En ce moment le colonel entra suivi de la colonne dont j’entendis le pas et les armes.

— Bravo ! mon cher, me dit-il, vous avez enlevé ça lestement. Mais vous êtes blessé ?

— Regardez cela, dis-je, quelle différence y a-t-il entre moi et un assassin ?

— Eh ! sacredié ! mon cher, que voulez-vous ? c’est le métier.

— C’est juste, répondis-je, et je me levai pour aller reprendre mon commandement. L’enfant retomba dans les plis de son manteau dont je l’enveloppai, et sa petite main ornée de grosses bagues laissa échapper une canne de jonc, qui tomba sur ma main, comme s’il me l’eut donnée. Je la pris, je résolus, quels que fussent mes périls à venir, de n’avoir plus d’autre arme, et je n’eus pas l’audace de retirer de sa poitrine mon sabre d’égorgeur.

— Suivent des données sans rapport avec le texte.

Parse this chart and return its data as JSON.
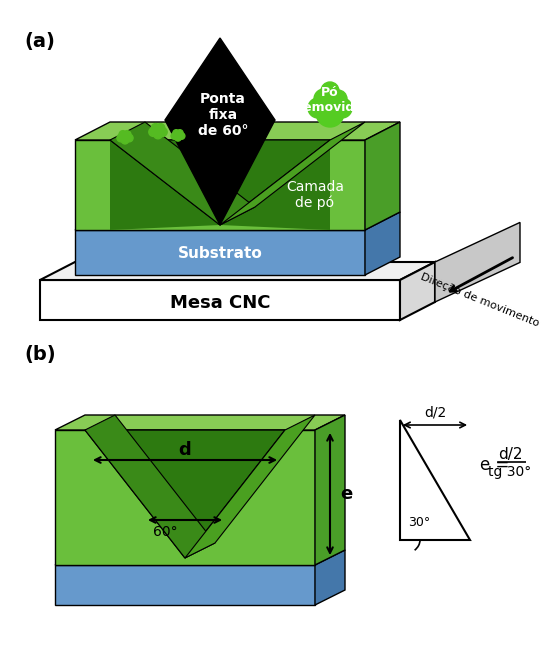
{
  "colors": {
    "light_green": "#6abf3c",
    "mid_green": "#4a9e28",
    "dark_green": "#2d7a10",
    "blue_substrate": "#6699cc",
    "blue_substrate_dark": "#4477aa",
    "black": "#000000",
    "white": "#ffffff",
    "gray_arrow": "#aaaaaa",
    "gray_light": "#cccccc",
    "gray_table": "#e8e8e8",
    "table_side": "#d0d0d0"
  },
  "panel_a_label": "(a)",
  "panel_b_label": "(b)",
  "text_ponta": "Ponta\nfixa\nde 60°",
  "text_camada": "Camada\nde pó",
  "text_substrato": "Substrato",
  "text_mesa": "Mesa CNC",
  "text_po_removido": "Pó\nremovido",
  "text_direcao": "Direção de movimento",
  "text_d": "d",
  "text_d2": "d/2",
  "text_e": "e",
  "text_60": "60°",
  "text_30": "30°",
  "text_formula": "e =   d/2\n      tg 30°"
}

Je sortis à la hâte de cet antre qui puait le sang, et quand je me trouvai au grand air, j’eus la force d’essuyer mon front rouge et mouillé. Mes grenadiers étaient à leurs rangs, chacun essuyait froidement sa baïonnette dans le gazon et raffermissait sa pierre à feu dans la batterie. Mon sergent-major, suivi du fourrier, marchait devant les rangs tenant sa liste à la main et la lisant à la lueur d’un bout de chandelle planté dans le canon de son fusil comme dans un flambeau ; il faisait paisiblement l’appel. Je m’appuyai assis contre un arbre, et le chirurgien-major vint me bander le front. Une large pluie de mars tombait sur ma tête et me faisait quelque bien. Je ne pus m’empêcher de pousser un profond soupir :

— Je suis las de la guerre, dis-je au chirurgien.

— Et moi aussi, dit une voix grave que je connaissais.

Je soulevai le bandage de mes sourcils, et je vis, non pas Napoléon empereur, mais Bonaparte soldat. Il était seul, triste, à pied, debout devant moi, ses bottes enfoncées dans la boue, son habit déchiré, son chapeau ruisselant la pluie par les bords ; il sentait ses derniers jours venus et regardait autour de lui ses derniers soldats.

Il me considéra attentivement. — Je t’ai vu quelque part, dit-il, grognard.